GCURS alumna joins Rice University faculty

Samantha Yruegas first visited Rice to speak at GPS' Gulf Coast Undergraduate Research Symposium about a decade ago.

Samantha Yruegas

Three professors will bolster cancer research at Rice University when they join the faculty with $8 million in recruitment grants from the Cancer Prevention and Research Institute of Texas (CPRIT). 

Hans Renata and Samantha Yruegas will join Rice’s Department of Chemistry on July 1, Renata as an associate professor and Yruegas as an assistant professor. Mingjie Dai will become an assistant professor in the Department of Bioengineering on the same day. 

The grants to Rice were among 17 CPRIT awarded on May 18, worth nearly $48 million, to bring cancer researchers from across the country to Texas institutions.

Yruegas first came to Rice to speak at the Gulf Coast Undergraduate Research Symposium about a decade ago, while she was an undergraduate at Texas A&M University.

The Gulf Coast Undergraduate Research Symposium (GCURS) is sponsored annually by Rice's Office of Graduate and Postdoctoral Studies. GCURS was created to give undergraduate researchers presentation experience and faculty mentorship, and now welcomes over 300 researchers per year to campus.

“It was the first time I presented research to people outside of my university, and it was a great experience,” she recalled. “I’ve kept that in mind.
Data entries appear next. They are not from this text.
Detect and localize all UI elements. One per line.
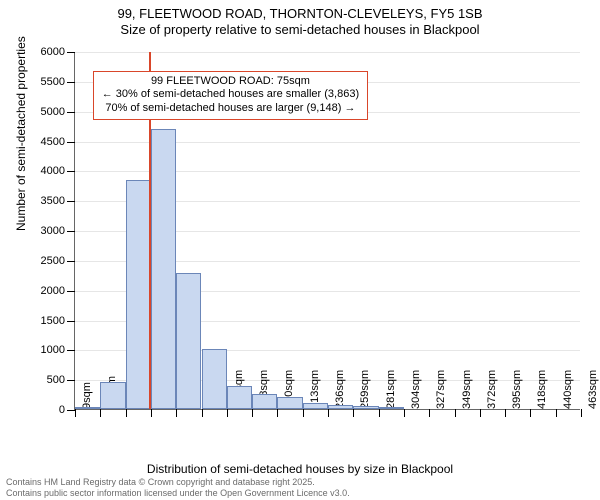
y-axis-label: Number of semi-detached properties [14,36,28,231]
histogram-bar [303,403,328,409]
x-tick-label: 281sqm [375,370,397,409]
y-tick-label: 2500 [41,255,75,267]
annotation-box: 99 FLEETWOOD ROAD: 75sqm← 30% of semi-de… [93,71,368,120]
histogram-bar [277,397,302,409]
x-tick [75,409,76,417]
y-tick-label: 5500 [41,76,75,88]
x-tick [581,409,582,417]
x-tick [151,409,152,417]
y-tick-label: 4500 [41,136,75,148]
histogram-bar [151,129,176,409]
histogram-bar [100,382,125,409]
y-tick-label: 4000 [41,165,75,177]
y-tick-label: 6000 [41,46,75,58]
histogram-bar [176,273,201,409]
x-tick-label: 418sqm [526,370,548,409]
y-tick-label: 1000 [41,344,75,356]
gridline [75,52,580,53]
x-tick-label: 349sqm [451,370,473,409]
x-tick [404,409,405,417]
histogram-bar [202,349,227,409]
x-tick-label: 304sqm [400,370,422,409]
x-tick [176,409,177,417]
histogram-bar [126,180,151,409]
y-tick-label: 3000 [41,225,75,237]
chart-title: 99, FLEETWOOD ROAD, THORNTON-CLEVELEYS, … [0,0,600,39]
x-tick-label: 440sqm [552,370,574,409]
x-tick [530,409,531,417]
y-tick-label: 5000 [41,106,75,118]
x-tick [126,409,127,417]
x-tick [227,409,228,417]
x-tick-label: 327sqm [425,370,447,409]
x-axis-label: Distribution of semi-detached houses by … [0,462,600,476]
x-tick [100,409,101,417]
x-tick-label: 463sqm [577,370,599,409]
x-tick [556,409,557,417]
attribution-footer: Contains HM Land Registry data © Crown c… [6,477,350,498]
histogram-bar [252,394,277,409]
x-tick-label: 9sqm [71,382,93,409]
histogram-bar [227,386,252,409]
x-tick-label: 395sqm [501,370,523,409]
title-line-2: Size of property relative to semi-detach… [0,22,600,38]
histogram-bar [75,407,100,409]
x-tick [455,409,456,417]
x-tick-label: 259sqm [349,370,371,409]
histogram-bar [379,407,404,409]
histogram-bar [328,405,353,409]
histogram-chart: 0500100015002000250030003500400045005000… [74,52,580,410]
x-tick [505,409,506,417]
x-tick [303,409,304,417]
annotation-line: 70% of semi-detached houses are larger (… [102,102,359,116]
x-tick [480,409,481,417]
x-tick [277,409,278,417]
x-tick [252,409,253,417]
y-tick-label: 1500 [41,315,75,327]
x-tick [353,409,354,417]
histogram-bar [353,406,378,409]
footer-line-1: Contains HM Land Registry data © Crown c… [6,477,350,487]
annotation-line: ← 30% of semi-detached houses are smalle… [102,88,359,102]
footer-line-2: Contains public sector information licen… [6,488,350,498]
annotation-line: 99 FLEETWOOD ROAD: 75sqm [102,75,359,89]
y-tick-label: 3500 [41,195,75,207]
y-tick-label: 2000 [41,285,75,297]
x-tick [328,409,329,417]
x-tick [379,409,380,417]
x-tick [202,409,203,417]
x-tick-label: 372sqm [476,370,498,409]
x-tick [429,409,430,417]
title-line-1: 99, FLEETWOOD ROAD, THORNTON-CLEVELEYS, … [0,6,600,22]
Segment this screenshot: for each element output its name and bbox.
I’m passionate about diversity and getting people involved in science, and Rice has a big emphasis on that.”

Following her 2019 graduation from Baylor University, she spent several years as a postdoctoral research associate at Princeton University. At Baylor, the Texas native worked on the incorporation of boron atoms into organic and bioactive molecules for electronics or to enhance drugs, which sparked her continuing interest in main group chemistry. While pursuing her Ph.D., she was named to the Periodic Table of Younger Chemists (where she represents erbium) and was featured in a video

Her Rice lab will turn its focus to catalytic processes that employ alkaline earthmetal complexes that include calcium and magnesium. “These elements are among the top 10 in abundance in the Earth's crust and have low toxicity, potentially providing safer catalysts for large-scale chemical processes,” Yruegas said.

“When you do pharmaceutical chemistry on a large scale, you have to think about how to get rid of impurities such as metals from your drug candidate,” she said. “These alkaline earth metals are biocompatible, which can dramatically simplify the purification process.”